According to the Whitehorse Housing Adequacy Study completed by the Department of Health and Social Services, there are approximately 100 homeless people in Whitehorse. According to many respected, thorough, and very specific local, national and international reports, there is a solution that is well within the means of our small community.

From a human rights and social justice perspective, to a federal ultra-conservative money-saving endeavor, we have arrived at an unprecedented agreement: Housing people who are homeless, it turns out, is not only indisputably logical, it is in everyone’s interest. The agreed upon model is called Housing First.

But in Whitehorse, not only do we not house the homeless, we don’t want them to congregate by the riverfront (“By the riverfront with nowhere else to go”); sleep in the bush (“Yukon courts ban camping for the homeless”); or benefit from a drop-in centre (“Funding running out on ‘A Safe Place’ women’s program”).

When I worked in Housing First projects, our primary goal was to house and stabilize people who were in severe and unrelenting crisis - those with astoundingly complex realities and life stories. The people I worked with had a lifetime of exposure to incomprehensible violence and trauma; severe and often untreated mental and physical illness; as well as chronic life-threatening (and sometimes life-saving) addictions. At its most basic, my job was to provide shelter for people who had been homeless for way too long.

And although we did case management - we worked to improve people’s holistic health, safety, resources and community involvement - that isn’t the part I remember the most. My most prominent memory is about connection - the moments shared with people who had no reason to ever trust another person again.

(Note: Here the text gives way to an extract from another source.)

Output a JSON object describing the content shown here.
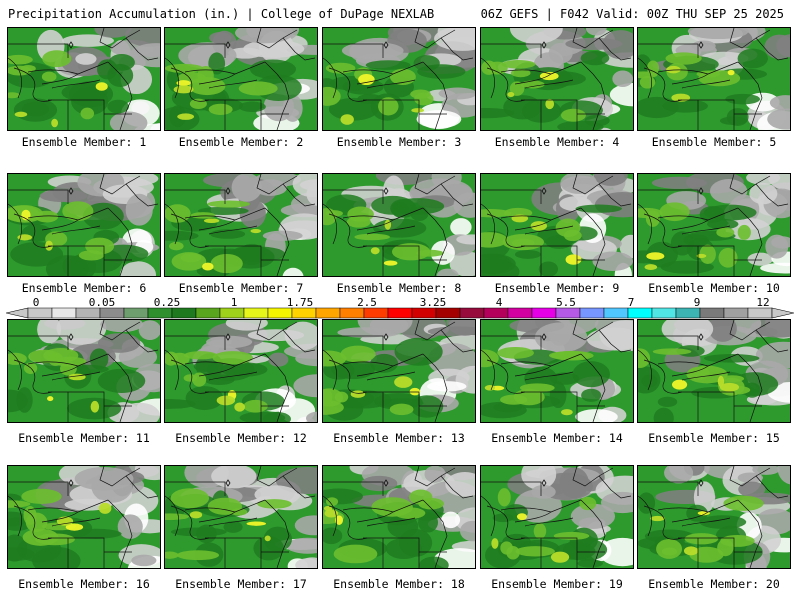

Despite the challenges, housing the “hard to house” is not that hard. Actually, it is exquisitely simple. Housing First is about building relationships, providing basic human rights, security and dignity for all human beings. It is acceptance, love and respect - despite behaviour. It is contextualizing and honouring the strength and resiliency behind such behaviours. It is valuing people for who they are and what they’ve had to do to make it this far.

The simple beauty of the philosophy that guides the Housing First model is the understanding that people heal in their own time. It is also the evidence and working knowledge that people begin to stabilize and improve when their environment is on their side.

I am now an outreach worker on the streets of Whitehorse. I look for people who are homeless and scattered in hide-aways around the city. I don’t want to see anyone face another winter with nowhere else to go. It is the ultimate test of survival and people deserve better.

Winter is approaching and here we go again. Advocating for homes for the homeless, as just one example, warrants designation in a “special interest group.” But you see, this exclusive society the ex-communicated are expected to contribute to is inhospitable, and in its current state, not much to aspire to. It is time to redefine just what constitutes a social problem - a problem that needs to be fixed.

So in the meantime, I will embrace membership as part of a special interest group and hope the day will come when keeping people alive, sheltered and fed is not perceived as a “hand-out” or a “waste of taxpayer money.” I will hold onto the day when treating people with respect and dignity is not very special at all.

Dot Neuls is a member of the Yukon Anti-Poverty Coalition.